Raconteur, essayist, and critic Fran Lebowitz was featured as 2016’s Visionary speaker. The Stuart Regen Visionaries Series at the New Museum honors forward-thinking front-runners in the fields of art, architecture, design, film, and related disciplines of contemporary culture. In its eighth season, the annual series spotlighted innovators who shape intellectual life and the future of culture. On this occasion, Lebowitz appeared in conversation with legendary filmmaker Martin Scorsese.
Lebowitz is one of New York City’s most distinctive voices. Often inseparable from her sensibilities as a New Yorker, her wit and extraordinary command of language provide her with a deep reservoir of acerbic inspiration. Unapologetically opinionated and boasting the bravado of a taxi driver, she is best known for her unconventional worldview and unique take on modern life. Lebowitz is the author of two bestselling collections of essays, Metropolitan Life (1978) and Social Studies (1981)—which were later compiled in The Fran Lebowitz Reader (1994)—as well as the children’s book Mr. Chas & Lisa Sue Meet the Pandas (1994). In 2010, Martin Scorsese directed Public Speaking, a feature-length documentary chronicling Lebowitz’s razor-sharp wit and sartorial style.
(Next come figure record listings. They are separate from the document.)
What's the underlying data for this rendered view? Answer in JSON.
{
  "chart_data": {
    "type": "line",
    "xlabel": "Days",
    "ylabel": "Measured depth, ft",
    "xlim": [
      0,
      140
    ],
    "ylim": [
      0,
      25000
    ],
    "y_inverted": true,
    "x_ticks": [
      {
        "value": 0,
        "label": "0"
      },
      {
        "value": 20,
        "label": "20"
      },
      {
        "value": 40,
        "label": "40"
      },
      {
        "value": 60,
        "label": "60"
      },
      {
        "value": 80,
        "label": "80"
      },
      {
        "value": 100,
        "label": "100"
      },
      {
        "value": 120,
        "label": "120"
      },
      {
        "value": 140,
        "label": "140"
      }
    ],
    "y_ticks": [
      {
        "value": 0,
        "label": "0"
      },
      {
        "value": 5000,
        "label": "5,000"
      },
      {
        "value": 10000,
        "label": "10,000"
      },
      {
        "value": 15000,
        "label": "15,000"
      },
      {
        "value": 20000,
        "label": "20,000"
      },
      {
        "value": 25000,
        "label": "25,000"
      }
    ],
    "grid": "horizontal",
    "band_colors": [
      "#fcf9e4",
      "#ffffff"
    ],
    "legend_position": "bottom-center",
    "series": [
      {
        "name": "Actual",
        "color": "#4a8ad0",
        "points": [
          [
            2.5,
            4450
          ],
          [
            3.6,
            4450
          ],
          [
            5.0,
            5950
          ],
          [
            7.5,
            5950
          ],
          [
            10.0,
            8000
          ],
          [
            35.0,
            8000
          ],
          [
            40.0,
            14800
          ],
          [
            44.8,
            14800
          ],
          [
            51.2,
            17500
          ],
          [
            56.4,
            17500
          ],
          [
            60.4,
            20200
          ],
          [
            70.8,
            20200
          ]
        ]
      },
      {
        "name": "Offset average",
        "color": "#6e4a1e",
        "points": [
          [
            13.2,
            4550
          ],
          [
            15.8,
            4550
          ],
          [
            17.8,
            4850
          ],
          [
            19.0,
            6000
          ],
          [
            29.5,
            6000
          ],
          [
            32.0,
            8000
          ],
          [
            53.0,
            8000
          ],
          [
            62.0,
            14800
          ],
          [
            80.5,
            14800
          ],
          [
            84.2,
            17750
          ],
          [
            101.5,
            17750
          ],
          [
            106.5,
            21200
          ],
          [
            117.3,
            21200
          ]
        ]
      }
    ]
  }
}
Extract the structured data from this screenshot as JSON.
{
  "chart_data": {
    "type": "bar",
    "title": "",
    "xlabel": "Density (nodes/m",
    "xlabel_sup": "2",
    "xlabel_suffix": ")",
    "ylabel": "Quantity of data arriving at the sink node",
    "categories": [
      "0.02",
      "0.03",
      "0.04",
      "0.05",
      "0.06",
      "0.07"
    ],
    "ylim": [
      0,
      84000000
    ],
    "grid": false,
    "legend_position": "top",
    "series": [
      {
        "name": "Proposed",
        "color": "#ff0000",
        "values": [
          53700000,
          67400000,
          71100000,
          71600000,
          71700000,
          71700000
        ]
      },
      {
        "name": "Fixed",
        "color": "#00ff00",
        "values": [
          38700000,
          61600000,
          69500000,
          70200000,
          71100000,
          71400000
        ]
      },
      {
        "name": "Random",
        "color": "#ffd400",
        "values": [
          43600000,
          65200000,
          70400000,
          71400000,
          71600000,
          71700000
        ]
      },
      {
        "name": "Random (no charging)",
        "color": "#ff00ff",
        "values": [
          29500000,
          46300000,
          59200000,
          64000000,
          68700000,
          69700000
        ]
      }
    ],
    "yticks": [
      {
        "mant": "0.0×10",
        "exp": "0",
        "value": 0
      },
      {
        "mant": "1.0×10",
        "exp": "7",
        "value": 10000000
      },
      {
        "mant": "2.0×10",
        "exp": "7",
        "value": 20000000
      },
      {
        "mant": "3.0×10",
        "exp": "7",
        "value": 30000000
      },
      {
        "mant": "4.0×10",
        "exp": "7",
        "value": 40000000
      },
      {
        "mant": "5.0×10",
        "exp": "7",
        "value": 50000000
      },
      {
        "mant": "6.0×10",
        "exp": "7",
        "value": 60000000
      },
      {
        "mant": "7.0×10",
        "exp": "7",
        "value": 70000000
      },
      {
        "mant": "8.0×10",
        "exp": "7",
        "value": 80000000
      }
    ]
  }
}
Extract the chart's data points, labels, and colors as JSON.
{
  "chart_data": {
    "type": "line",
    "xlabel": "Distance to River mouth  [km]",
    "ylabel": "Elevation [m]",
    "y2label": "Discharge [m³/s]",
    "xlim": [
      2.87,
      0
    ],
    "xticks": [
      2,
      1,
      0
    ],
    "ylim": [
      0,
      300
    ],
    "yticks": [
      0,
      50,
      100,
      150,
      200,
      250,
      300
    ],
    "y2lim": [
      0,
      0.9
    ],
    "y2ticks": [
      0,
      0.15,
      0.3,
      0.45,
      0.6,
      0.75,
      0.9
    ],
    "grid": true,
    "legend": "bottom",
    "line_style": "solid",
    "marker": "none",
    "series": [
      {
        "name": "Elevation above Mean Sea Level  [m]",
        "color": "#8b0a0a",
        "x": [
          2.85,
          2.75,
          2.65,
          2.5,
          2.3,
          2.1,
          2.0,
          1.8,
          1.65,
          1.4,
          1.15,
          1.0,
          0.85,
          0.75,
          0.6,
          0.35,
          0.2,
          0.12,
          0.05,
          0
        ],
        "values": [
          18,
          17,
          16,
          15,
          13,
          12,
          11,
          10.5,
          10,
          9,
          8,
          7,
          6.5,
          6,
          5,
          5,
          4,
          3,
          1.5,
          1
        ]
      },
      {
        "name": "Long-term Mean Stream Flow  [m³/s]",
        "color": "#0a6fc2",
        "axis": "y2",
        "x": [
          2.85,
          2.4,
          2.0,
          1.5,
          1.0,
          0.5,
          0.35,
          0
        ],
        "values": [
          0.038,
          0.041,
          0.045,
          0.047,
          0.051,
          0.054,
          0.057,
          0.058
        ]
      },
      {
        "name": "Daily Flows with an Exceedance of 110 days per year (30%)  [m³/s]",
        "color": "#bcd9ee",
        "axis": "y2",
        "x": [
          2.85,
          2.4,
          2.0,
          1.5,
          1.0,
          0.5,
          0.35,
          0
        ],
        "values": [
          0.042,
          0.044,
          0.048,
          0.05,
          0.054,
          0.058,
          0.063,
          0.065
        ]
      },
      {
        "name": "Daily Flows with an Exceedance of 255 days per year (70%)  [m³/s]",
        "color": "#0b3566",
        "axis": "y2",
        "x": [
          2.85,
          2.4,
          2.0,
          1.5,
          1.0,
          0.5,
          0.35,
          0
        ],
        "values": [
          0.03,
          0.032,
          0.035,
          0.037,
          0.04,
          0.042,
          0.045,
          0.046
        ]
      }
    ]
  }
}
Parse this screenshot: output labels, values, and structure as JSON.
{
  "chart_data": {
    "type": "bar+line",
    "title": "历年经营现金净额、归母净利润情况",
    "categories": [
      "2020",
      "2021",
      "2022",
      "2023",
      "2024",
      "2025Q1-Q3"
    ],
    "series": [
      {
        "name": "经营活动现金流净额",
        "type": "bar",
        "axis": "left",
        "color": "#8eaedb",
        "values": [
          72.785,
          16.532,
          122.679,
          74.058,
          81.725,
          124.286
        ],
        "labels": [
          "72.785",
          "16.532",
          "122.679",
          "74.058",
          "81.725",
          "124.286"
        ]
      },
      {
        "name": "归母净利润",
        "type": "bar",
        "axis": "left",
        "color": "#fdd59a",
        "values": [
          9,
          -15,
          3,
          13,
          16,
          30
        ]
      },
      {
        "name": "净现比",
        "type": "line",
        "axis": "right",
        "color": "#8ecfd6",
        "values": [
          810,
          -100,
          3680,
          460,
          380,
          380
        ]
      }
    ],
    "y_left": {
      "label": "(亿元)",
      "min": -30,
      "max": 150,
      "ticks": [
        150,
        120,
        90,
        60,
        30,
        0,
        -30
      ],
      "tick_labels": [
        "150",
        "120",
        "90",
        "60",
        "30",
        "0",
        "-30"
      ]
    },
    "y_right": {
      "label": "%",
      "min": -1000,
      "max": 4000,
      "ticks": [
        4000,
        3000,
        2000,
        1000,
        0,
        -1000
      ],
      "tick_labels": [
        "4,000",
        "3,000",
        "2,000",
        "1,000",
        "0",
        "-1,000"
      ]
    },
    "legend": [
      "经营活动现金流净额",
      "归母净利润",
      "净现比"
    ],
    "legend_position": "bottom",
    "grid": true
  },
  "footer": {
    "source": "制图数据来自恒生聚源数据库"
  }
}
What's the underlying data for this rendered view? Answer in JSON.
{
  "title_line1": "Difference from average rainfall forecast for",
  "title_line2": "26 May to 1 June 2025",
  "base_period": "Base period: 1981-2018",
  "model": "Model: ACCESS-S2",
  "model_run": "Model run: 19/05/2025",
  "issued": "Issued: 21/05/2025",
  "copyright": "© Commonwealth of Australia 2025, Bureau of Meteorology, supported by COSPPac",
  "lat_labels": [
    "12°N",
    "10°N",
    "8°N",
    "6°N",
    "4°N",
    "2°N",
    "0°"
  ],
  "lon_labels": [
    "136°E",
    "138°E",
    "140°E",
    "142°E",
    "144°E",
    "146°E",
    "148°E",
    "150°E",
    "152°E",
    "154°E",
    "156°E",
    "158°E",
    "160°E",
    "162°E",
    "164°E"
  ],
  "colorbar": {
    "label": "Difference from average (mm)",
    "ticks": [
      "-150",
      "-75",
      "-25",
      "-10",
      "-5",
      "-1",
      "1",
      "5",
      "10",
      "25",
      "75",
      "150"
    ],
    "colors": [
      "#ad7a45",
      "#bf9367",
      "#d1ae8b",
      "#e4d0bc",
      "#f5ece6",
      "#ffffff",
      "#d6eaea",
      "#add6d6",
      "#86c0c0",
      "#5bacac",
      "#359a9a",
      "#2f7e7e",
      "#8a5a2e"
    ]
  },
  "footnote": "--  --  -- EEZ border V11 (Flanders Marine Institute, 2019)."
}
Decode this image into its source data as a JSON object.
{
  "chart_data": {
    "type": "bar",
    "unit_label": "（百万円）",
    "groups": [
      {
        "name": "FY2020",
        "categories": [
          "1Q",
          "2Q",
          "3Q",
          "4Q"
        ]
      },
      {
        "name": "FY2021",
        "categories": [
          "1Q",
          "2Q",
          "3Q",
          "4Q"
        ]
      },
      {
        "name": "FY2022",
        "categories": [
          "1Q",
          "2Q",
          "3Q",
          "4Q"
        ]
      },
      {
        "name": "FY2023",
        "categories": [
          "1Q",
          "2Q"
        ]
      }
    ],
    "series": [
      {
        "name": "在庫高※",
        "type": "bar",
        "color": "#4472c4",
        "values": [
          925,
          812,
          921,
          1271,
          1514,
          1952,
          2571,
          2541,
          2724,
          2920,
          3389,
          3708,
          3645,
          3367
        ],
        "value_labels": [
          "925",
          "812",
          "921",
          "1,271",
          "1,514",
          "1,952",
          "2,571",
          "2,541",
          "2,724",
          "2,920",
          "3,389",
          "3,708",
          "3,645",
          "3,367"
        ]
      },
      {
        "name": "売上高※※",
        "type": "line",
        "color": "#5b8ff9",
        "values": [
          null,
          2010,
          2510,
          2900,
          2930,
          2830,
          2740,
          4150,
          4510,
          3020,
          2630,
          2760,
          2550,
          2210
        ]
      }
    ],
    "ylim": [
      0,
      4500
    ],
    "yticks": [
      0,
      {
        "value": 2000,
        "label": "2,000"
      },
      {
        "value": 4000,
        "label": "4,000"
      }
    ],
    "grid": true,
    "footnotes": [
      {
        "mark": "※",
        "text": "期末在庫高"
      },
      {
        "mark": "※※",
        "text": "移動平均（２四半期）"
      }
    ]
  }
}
Martin Scorsese is one of America’s most influential and significant filmmakers. His award-winning work includes Taxi Driver (1976), New York, New York (1977), Raging Bull (1980), Goodfellas (1990), Gangs of New York (2002), and The Wolf of Wall Street (2013), among many others. Scorsese is the founder of the Film Foundation and the World Cinema Project, nonprofits dedicated to the preservation and restoration of cinema from around the globe.
Previous Visionaries include legendary choreographer Bill T. Jones, whose talk inaugurated this signature program (2009); Jimmy Wales, founder of Wikipedia (2010); Alice Waters, chef, author, activist, and proprietor of Chez Panisse Restaurant & Café (2011); artist and architect Maya Lin (2012); Matthew Weiner, writer, director, and producer of Mad Men (in conversation with writer A.M. Homes) (2013); Darren Aronofsky, Academy Award-nominated director, screenwriter, and producer (in conversation with novelist and critic Lynne Tillman) (2014); and critic and author Hilton Als, who read an unpublished essay about Diane Arbus’s engagement with New York City (2015).